Oh god! She silently groaned, her cheeks flaming. What happened next? Olivia tried to concentrate, but her head pounded painfully.

A shift of the sheets next to her brought the scent of bergamot and something deliciously male, before a large, warm hand moved under the covers and spread across her stomach. For the tiniest second, she forgot her hellacious hangover. The warmth of the hand had traveled, waking up other parts of her body.

Damn, he smelled good.

Olivia maneuvered to the side, hoping to get out of the bed without waking her unknown bedmate.

Please tell me I at least asked him his name.

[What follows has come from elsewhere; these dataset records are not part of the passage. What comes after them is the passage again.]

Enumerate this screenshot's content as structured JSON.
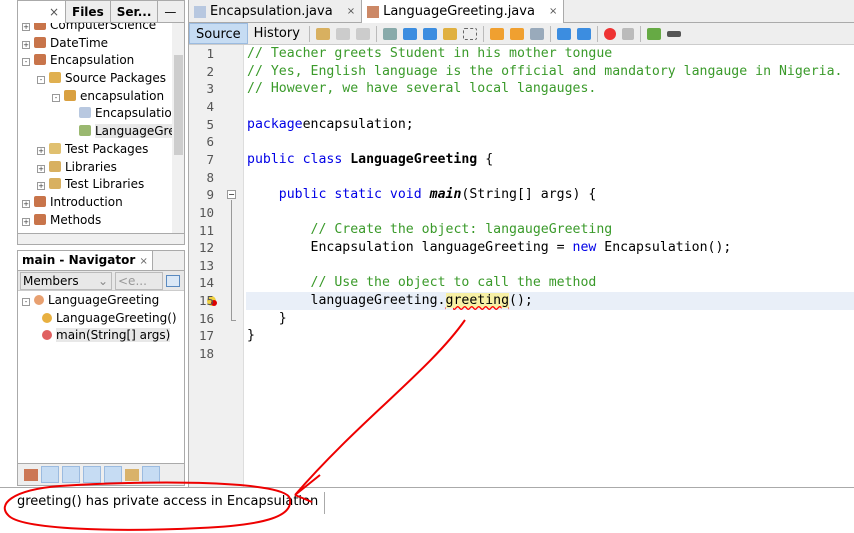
{
  "projects": {
    "tabs": [
      "Files",
      "Ser..."
    ],
    "close": "×",
    "minimize": "—",
    "tree": [
      {
        "label": "ComputerScience",
        "depth": 0,
        "exp": "+",
        "icon": "java-project-icon"
      },
      {
        "label": "DateTime",
        "depth": 0,
        "exp": "+",
        "icon": "java-project-icon"
      },
      {
        "label": "Encapsulation",
        "depth": 0,
        "exp": "-",
        "icon": "java-project-error-icon"
      },
      {
        "label": "Source Packages",
        "depth": 1,
        "exp": "-",
        "icon": "source-packages-icon"
      },
      {
        "label": "encapsulation",
        "depth": 2,
        "exp": "-",
        "icon": "package-icon"
      },
      {
        "label": "Encapsulatio",
        "depth": 3,
        "exp": "",
        "icon": "java-file-icon"
      },
      {
        "label": "LanguageGre",
        "depth": 3,
        "exp": "",
        "icon": "java-main-file-icon",
        "selected": true
      },
      {
        "label": "Test Packages",
        "depth": 1,
        "exp": "+",
        "icon": "test-packages-icon"
      },
      {
        "label": "Libraries",
        "depth": 1,
        "exp": "+",
        "icon": "libraries-icon"
      },
      {
        "label": "Test Libraries",
        "depth": 1,
        "exp": "+",
        "icon": "test-libraries-icon"
      },
      {
        "label": "Introduction",
        "depth": 0,
        "exp": "+",
        "icon": "java-project-icon"
      },
      {
        "label": "Methods",
        "depth": 0,
        "exp": "+",
        "icon": "java-project-icon"
      }
    ]
  },
  "navigator": {
    "title": "main - Navigator",
    "close": "×",
    "filter": "Members",
    "filter2": "<e...",
    "tree": [
      {
        "label": "LanguageGreeting",
        "depth": 0
      },
      {
        "label": "LanguageGreeting()",
        "depth": 1
      },
      {
        "label": "main(String[] args)",
        "depth": 1,
        "selected": true
      }
    ]
  },
  "editor": {
    "tabs": [
      {
        "label": "Encapsulation.java",
        "selected": false
      },
      {
        "label": "LanguageGreeting.java",
        "selected": true
      }
    ],
    "close": "×",
    "views": [
      "Source",
      "History"
    ],
    "lines": [
      [
        [
          "cm",
          "// Teacher greets Student in his mother tongue"
        ]
      ],
      [
        [
          "cm",
          "// Yes, English language is the official and mandatory langauge in Nigeria."
        ]
      ],
      [
        [
          "cm",
          "// However, we have several local langauges."
        ]
      ],
      [],
      [
        [
          "kw",
          "package"
        ],
        [
          "",
          "encapsulation;"
        ]
      ],
      [],
      [
        [
          "kw",
          "public class "
        ],
        [
          "b",
          "LanguageGreeting"
        ],
        [
          "",
          " {"
        ]
      ],
      [],
      [
        [
          "",
          "    "
        ],
        [
          "kw",
          "public static void "
        ],
        [
          "i",
          "main"
        ],
        [
          "",
          "(String[] args) {"
        ]
      ],
      [],
      [
        [
          "",
          "        "
        ],
        [
          "cm",
          "// Create the object: langaugeGreeting"
        ]
      ],
      [
        [
          "",
          "        Encapsulation languageGreeting = "
        ],
        [
          "kw",
          "new"
        ],
        [
          "",
          " Encapsulation();"
        ]
      ],
      [],
      [
        [
          "",
          "        "
        ],
        [
          "cm",
          "// Use the object to call the method"
        ]
      ],
      [
        [
          "",
          "        languageGreeting."
        ],
        [
          "err",
          "greeting"
        ],
        [
          "",
          "();"
        ]
      ],
      [
        [
          "",
          "    }"
        ]
      ],
      [
        [
          "",
          "}"
        ]
      ],
      []
    ],
    "highlight_line": 15,
    "error_line": 15
  },
  "status": {
    "message": "greeting() has private access in Encapsulation"
  },
  "colors": {
    "comment": "#3a9a2a",
    "keyword": "#0000e6",
    "annotation": "#e00000",
    "selected_tab": "#c6dcf3"
  }
}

Just as her left foot touched the ground, and she attempted to calculate the physics of torso movement versus blanket friction and the likelihood of waking him up, the warm hand cupping her waist tugged her back up against a firm chest. Pressing her tight against an exponentially warmer body who, by the hard length pressing against her ass, was now very much awake.

Her hormones lit like the Fourth of July, but resisting temptation Olivia cleared her throat and moved purposefully away to sit on the side of the bed, the arm that held her dropping away with a sleepy objection.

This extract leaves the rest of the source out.